Posisi pakar yang dulu di puncak piramida keahlian, sekarang dianggap sejajar dengan orang awam, bahkan sering lebih rendah.
Euforia media sosial yang memengaruhi hidup kita ditandai dengan ketidakmampuan untuk membedakan antara yang informatif dan yang spekulatif, antara yang proporsional dan yang berlebihan, antara yang bohong dan hoaks.
Apa pun yang dikeluarkan oleh mesin pencari Google dianggap sebagai kebenaran. Dalam urusan agama pun kita mempercayakannya kepada mesin peramban Google.
Intelektual kampus seharusnya berperan menjadi penengah di antara semua kesemerawutan ini.
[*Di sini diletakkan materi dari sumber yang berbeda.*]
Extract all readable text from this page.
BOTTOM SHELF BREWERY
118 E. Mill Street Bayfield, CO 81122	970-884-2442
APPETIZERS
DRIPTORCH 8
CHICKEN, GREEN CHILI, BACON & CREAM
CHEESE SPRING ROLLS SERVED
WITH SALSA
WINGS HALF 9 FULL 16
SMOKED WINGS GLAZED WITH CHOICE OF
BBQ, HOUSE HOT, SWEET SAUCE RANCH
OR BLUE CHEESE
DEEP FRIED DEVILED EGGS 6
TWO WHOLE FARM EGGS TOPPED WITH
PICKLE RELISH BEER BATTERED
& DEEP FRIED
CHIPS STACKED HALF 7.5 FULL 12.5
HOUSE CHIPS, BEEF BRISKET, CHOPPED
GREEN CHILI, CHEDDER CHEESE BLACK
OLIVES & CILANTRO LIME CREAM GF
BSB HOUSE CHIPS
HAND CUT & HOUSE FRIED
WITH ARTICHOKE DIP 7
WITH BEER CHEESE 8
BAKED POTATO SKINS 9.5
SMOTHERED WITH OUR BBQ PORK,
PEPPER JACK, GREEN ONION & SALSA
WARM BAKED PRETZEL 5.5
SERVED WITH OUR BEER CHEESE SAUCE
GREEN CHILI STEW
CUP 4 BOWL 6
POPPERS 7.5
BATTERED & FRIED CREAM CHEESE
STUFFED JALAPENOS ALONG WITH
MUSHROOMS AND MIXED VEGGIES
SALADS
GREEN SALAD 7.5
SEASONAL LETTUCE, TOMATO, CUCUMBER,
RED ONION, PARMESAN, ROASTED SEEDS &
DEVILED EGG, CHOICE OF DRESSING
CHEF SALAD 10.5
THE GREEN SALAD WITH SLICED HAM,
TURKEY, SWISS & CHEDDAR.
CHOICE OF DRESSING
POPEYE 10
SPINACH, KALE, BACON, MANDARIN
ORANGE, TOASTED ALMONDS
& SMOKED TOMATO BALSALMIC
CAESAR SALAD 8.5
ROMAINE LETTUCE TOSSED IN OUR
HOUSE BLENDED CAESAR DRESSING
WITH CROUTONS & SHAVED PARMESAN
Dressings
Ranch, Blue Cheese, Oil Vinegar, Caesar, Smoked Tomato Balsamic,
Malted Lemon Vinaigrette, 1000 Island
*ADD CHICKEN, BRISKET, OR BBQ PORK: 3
Akan tetapi, yang terjadi, perguruan tinggi, pers, hingga pakar intelektual itu justru ikut terseret masuk ke dalam pusaran, menjadi bagian yang memberi andil dalam keruntuhan intelektual.
Kampus sudah menjadi lembaga bisnis yang dikelola lebih sebagai perusahaan komersial yang profesional. Kematian kepakaran dipercepat dari dalam kampus sendiri.
Azyumardi Azra hidup dalam kondisi seperti itu. Akan tetapi, dia membuktikan bahwa intelektual masih tetap hidup.
Dia menerjunkan diri sebagai intelektual organik yang membela dan menyuarakan kepentingan rakyat akan keadilan. Ia berani berkata tidak kepada penguasa yang terjangkit sindrom ‘’Dunning-Kruger’’.
Masa hidupnya yang relatif pendek didedikasikannya untuk senantiasa menghidupkan dunia intelektual.
Dia berusaha menjadi manusia yang tercerahkan, ‘’Rausan Fikr’’ dalam istilah Ali Shariati.
Konsep Rausan Fikr itu selalu melekat dalam pikirannya, dan dia mengabadikannya sebagai nama salah satu anaknya. Selamat jalan, Bang Edi. (*)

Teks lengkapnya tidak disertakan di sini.